Given a permutation$$$^{\dagger}$$$ $$$a$$$ of size $$$n$$$, with elements from $$$1$$$ to $$$n$$$.

Let's define the strength of an array $$$a$$$ of size $$$k$$$ (given all elements are distinct) as follows:-

  1. Create permutation $$$b$$$ of the same length (i.e. $$$k$$$) keeping the relative ordering of the elements in $$$b$$$ the same as of a.
  2. The last element of b (i.e. $$$b_k$$$) is the strength of array $$$a$$$.
For example, strength of array $$$[4,1,10,3]$$$ as $$$a$$$ which is equivalent to $$$[3,1,4,2]$$$ as $$$b$$$ is $$$2$$$.

Find the sum of the strength of all the non-empty subarrays of $$$a$$$.

$$$^{\dagger}$$$Permutation of size $$$k$$$ is an array which contains all integers from $$$1$$$ to $$$k$$$.

Input

Each test contains multiple test cases. The first line contains an integer $$$t$$$ ($$$1\leq t \leq 5\cdot 10^4$$$).

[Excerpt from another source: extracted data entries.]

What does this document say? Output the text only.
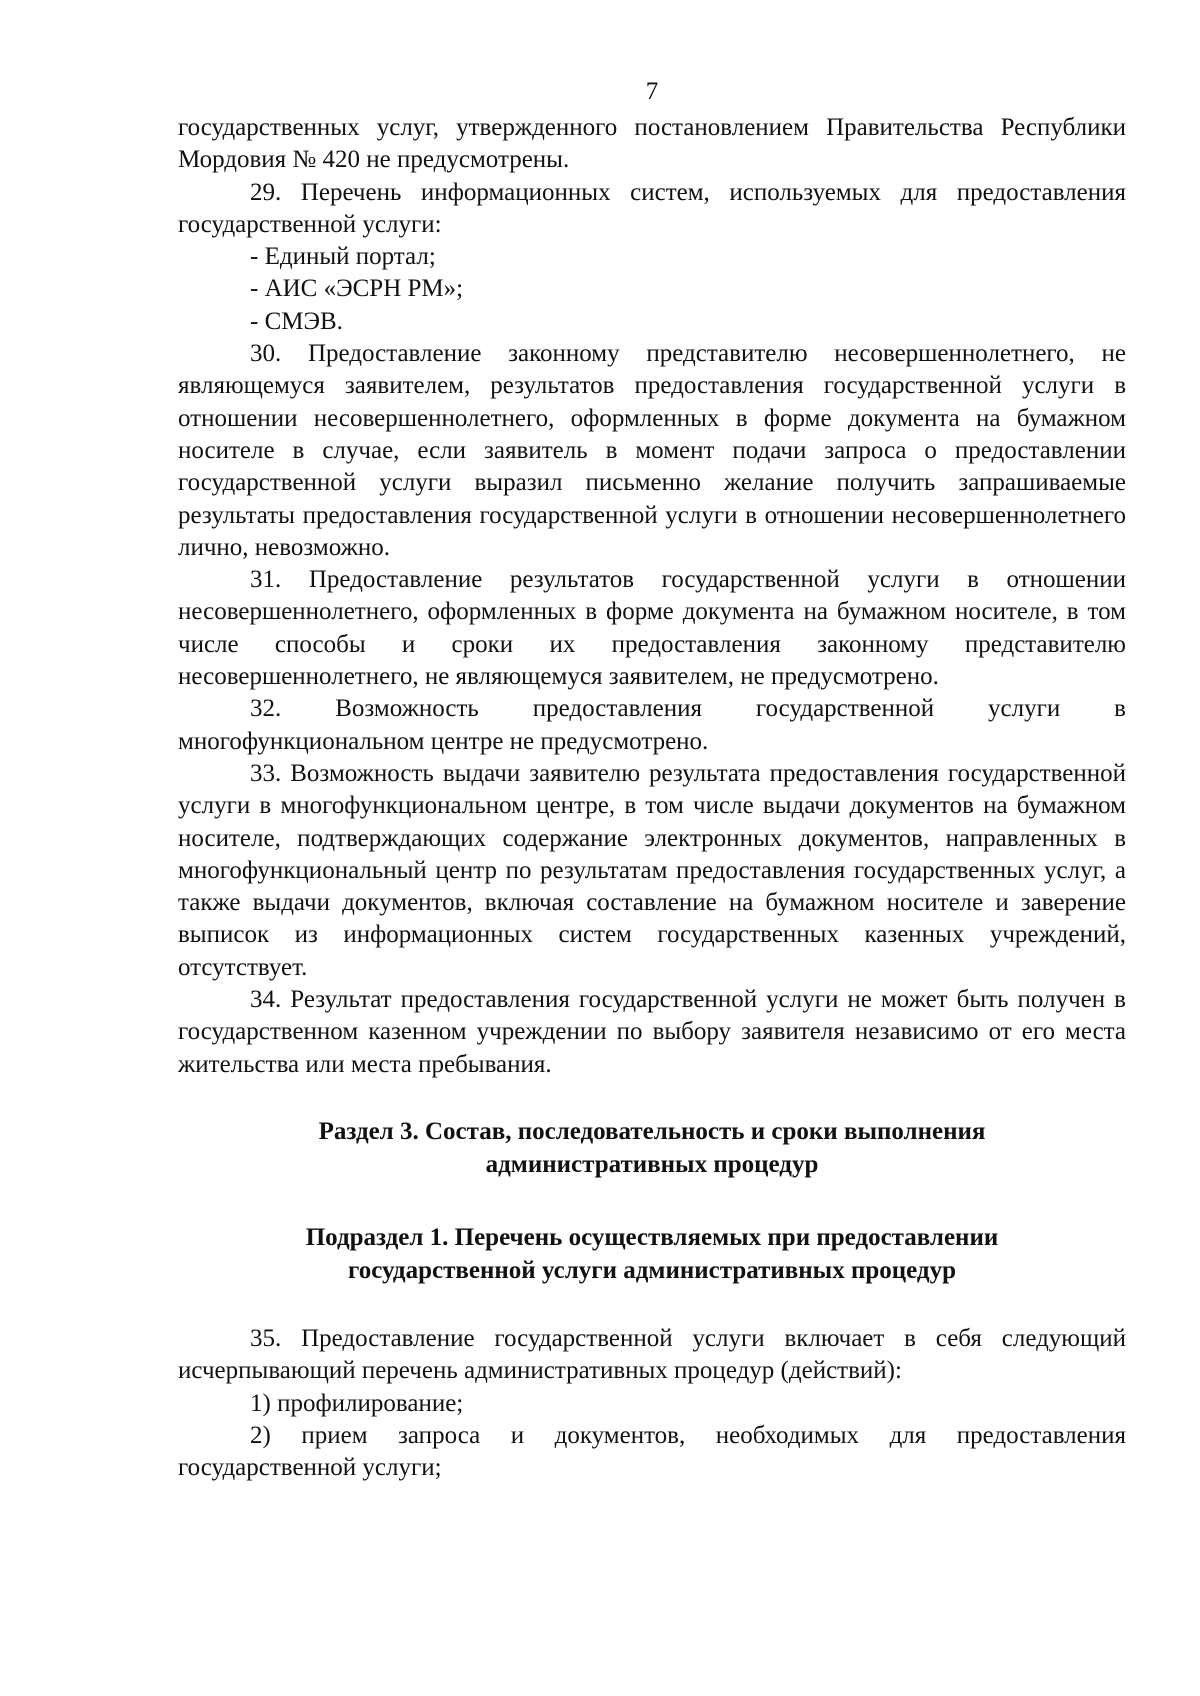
7

государственных услуг, утвержденного постановлением Правительства Республики Мордовия № 420 не предусмотрены.

29. Перечень информационных систем, используемых для предоставления государственной услуги:

- Единый портал;

- АИС «ЭСРН РМ»;

- СМЭВ.

30. Предоставление законному представителю несовершеннолетнего, не являющемуся заявителем, результатов предоставления государственной услуги в отношении несовершеннолетнего, оформленных в форме документа на бумажном носителе в случае, если заявитель в момент подачи запроса о предоставлении государственной услуги выразил письменно желание получить запрашиваемые результаты предоставления государственной услуги в отношении несовершеннолетнего лично, невозможно.

31. Предоставление результатов государственной услуги в отношении несовершеннолетнего, оформленных в форме документа на бумажном носителе, в том числе способы и сроки их предоставления законному представителю несовершеннолетнего, не являющемуся заявителем, не предусмотрено.

32. Возможность предоставления государственной услуги в многофункциональном центре не предусмотрено.

33. Возможность выдачи заявителю результата предоставления государственной услуги в многофункциональном центре, в том числе выдачи документов на бумажном носителе, подтверждающих содержание электронных документов, направленных в многофункциональный центр по результатам предоставления государственных услуг, а также выдачи документов, включая составление на бумажном носителе и заверение выписок из информационных систем государственных казенных учреждений, отсутствует.

34. Результат предоставления государственной услуги не может быть получен в государственном казенном учреждении по выбору заявителя независимо от его места жительства или места пребывания.

Раздел 3. Состав, последовательность и сроки выполнения
административных процедур
Подраздел 1. Перечень осуществляемых при предоставлении
государственной услуги административных процедур

35. Предоставление государственной услуги включает в себя следующий исчерпывающий перечень административных процедур (действий):

1) профилирование;

2) прием запроса и документов, необходимых для предоставления государственной услуги;
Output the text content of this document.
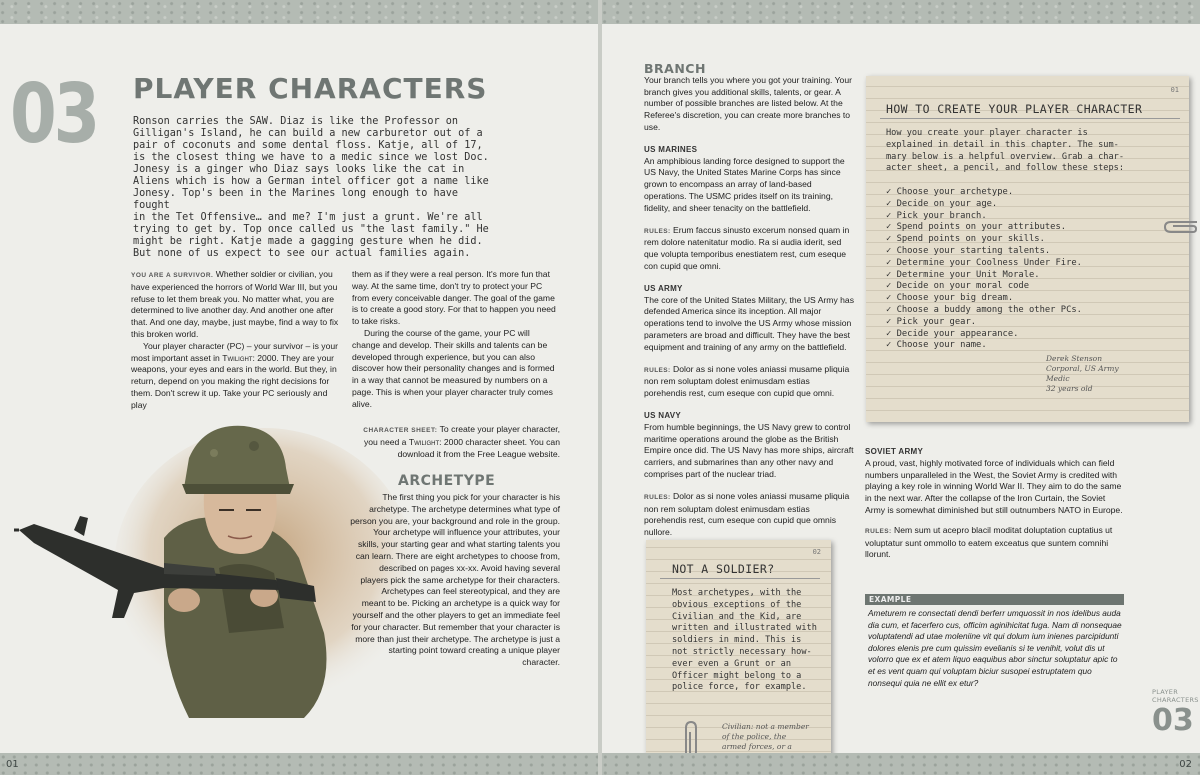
03 PLAYER CHARACTERS
Ronson carries the SAW. Diaz is like the Professor on
Gilligan's Island, he can build a new carburetor out of a
pair of coconuts and some dental floss. Katje, all of 17,
is the closest thing we have to a medic since we lost Doc.
Jonesy is a ginger who Diaz says looks like the cat in
Aliens which is how a German intel officer got a name like
Jonesy. Top's been in the Marines long enough to have fought
in the Tet Offensive… and me? I'm just a grunt. We're all
trying to get by. Top once called us "the last family." He
might be right. Katje made a gagging gesture when he did.
But none of us expect to see our actual families again.

YOU ARE A SURVIVOR. Whether soldier or civilian, you have experienced the horrors of World War III, but you refuse to let them break you. No matter what, you are determined to live another day. And another one after that. And one day, maybe, just maybe, find a way to fix this broken world.

Your player character (PC) – your survivor – is your most important asset in Twilight: 2000. They are your weapons, your eyes and ears in the world. But they, in return, depend on you making the right decisions for them. Don't screw it up. Take your PC seriously and play

them as if they were a real person. It's more fun that way. At the same time, don't try to protect your PC from every conceivable danger. The goal of the game is to create a good story. For that to happen you need to take risks.

During the course of the game, your PC will change and develop. Their skills and talents can be developed through experience, but you can also discover how their personality changes and is formed in a way that cannot be measured by numbers on a page. This is when your player character truly comes alive.

CHARACTER SHEET: To create your player character, you need a Twilight: 2000 character sheet. You can download it from the Free League website.
ARCHETYPE

The first thing you pick for your character is his archetype. The archetype determines what type of person you are, your background and role in the group. Your archetype will influence your attributes, your skills, your starting gear and what starting talents you can learn. There are eight archetypes to choose from, described on pages xx-xx. Avoid having several players pick the same archetype for their characters.

Archetypes can feel stereotypical, and they are meant to be. Picking an archetype is a quick way for yourself and the other players to get an immediate feel for your character. But remember that your character is more than just their archetype. The archetype is just a starting point toward creating a unique player character.

01
BRANCH
Your branch tells you where you got your training. Your branch gives you additional skills, talents, or gear. A number of possible branches are listed below. At the Referee's discretion, you can create more branches to use.
US MARINES
An amphibious landing force designed to support the US Navy, the United States Marine Corps has since grown to encompass an array of land-based operations. The USMC prides itself on its training, fidelity, and sheer tenacity on the battlefield.
RULES: Erum faccus sinusto excerum nonsed quam in rem dolore natenitatur modio. Ra si audia iderit, sed que volupta temporibus enestiatem rest, cum eseque con cupid que omni.
US ARMY
The core of the United States Military, the US Army has defended America since its inception. All major operations tend to involve the US Army whose mission parameters are broad and difficult. They have the best equipment and training of any army on the battlefield.
RULES: Dolor as si none voles aniassi musame pliquia non rem soluptam dolest enimusdam estias porehendis rest, cum eseque con cupid que omni.
US NAVY
From humble beginnings, the US Navy grew to control maritime operations around the globe as the British Empire once did. The US Navy has more ships, aircraft carriers, and submarines than any other navy and comprises part of the nuclear triad.
RULES: Dolor as si none voles aniassi musame pliquia non rem soluptam dolest enimusdam estias porehendis rest, cum eseque con cupid que omnis nullore.
01
HOW TO CREATE YOUR PLAYER CHARACTER
How you create your player character is
explained in detail in this chapter. The sum-
mary below is a helpful overview. Grab a char-
acter sheet, a pencil, and follow these steps:
✓ Choose your archetype.
✓ Decide on your age.
✓ Pick your branch.
✓ Spend points on your attributes.
✓ Spend points on your skills.
✓ Choose your starting talents.
✓ Determine your Coolness Under Fire.
✓ Determine your Unit Morale.
✓ Decide on your moral code
✓ Choose your big dream.
✓ Choose a buddy among the other PCs.
✓ Pick your gear.
✓ Decide your appearance.
✓ Choose your name.
Derek Stenson
Corporal, US Army
Medic
32 years old
02
NOT A SOLDIER?
Most archetypes, with the
obvious exceptions of the
Civilian and the Kid, are
written and illustrated with
soldiers in mind. This is
not strictly necessary how-
ever even a Grunt or an
Officer might belong to a
police force, for example.
Civilian: not a member
of the police, the
armed forces, or a

SOVIET ARMY
A proud, vast, highly motivated force of individuals which can field numbers unparalleled in the West, the Soviet Army is credited with playing a key role in winning World War II. They aim to do the same in the next war. After the collapse of the Iron Curtain, the Soviet Army is somewhat diminished but still outnumbers NATO in Europe.
RULES: Nem sum ut acepro blacil moditat doluptation cuptatius ut voluptatur sunt ommollo to eatem exceatus que suntem comnihi llorunt.
EXAMPLE
Ameturem re consectati dendi berferr umquossit in nos idelibus auda dia cum, et facerfero cus, officim aginihicitat fuga. Nam di nonsequae voluptatendi ad utae moleniine vit qui dolum ium inienes parcipidunti dolores elenis pre cum quissim evelianis si te venihit, volut dis ut volorro que ex et atem liquo eaquibus abor sinctur soluptatur apic to et es vent quam qui voluptam biciur susopei estruptatem quo nonsequi quia ne ellit ex etur?
PLAYER
CHARACTERS
03
02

The following line contains the description of each test case.

The first line contains two integers $$$n$$$ ($$$1\leq n \leq 10^6$$$) — the size of the array.

The second line contains $$$n$$$ positive integers $$$a_1$$$, $$$a_2$$$, $$$a_3$$$, $$$...$$$ ,$$$a_n$$$ ($$$1 \leq a_i \leq n$$$) — elements of the array $$$a$$$.

It is guaranteed that the sum of $$$n$$$ over all test cases does not exceed $$$10^6$$$.

Output

Print a single integer representing the sum of the strength of all the non-empty subarrays of $$$a$$$.

Example
Input
3
1
1
3
2 1 3
4
3 4 1 2
Output
1
9
14
Note

For the second test case,

  • strength of subarray $$$[2] \equiv [1]$$$ is $$$1$$$.
  • strength of subarray $$$[1] \equiv [1]$$$ is $$$1$$$.
  • strength of subarray $$$[3] \equiv [1]$$$ is $$$1$$$.
  • strength of subarray $$$[2, 1] \equiv [2, 1]$$$ is $$$1$$$.
  • strength of subarray $$$[1, 3] \equiv [1, 2]$$$ is $$$2$$$.
  • strength of subarray $$$[2, 1, 3] \equiv [2, 1, 3]$$$ is $$$3$$$.
Total strength $$$= 1+1+1+1+2+3 = 9.$$$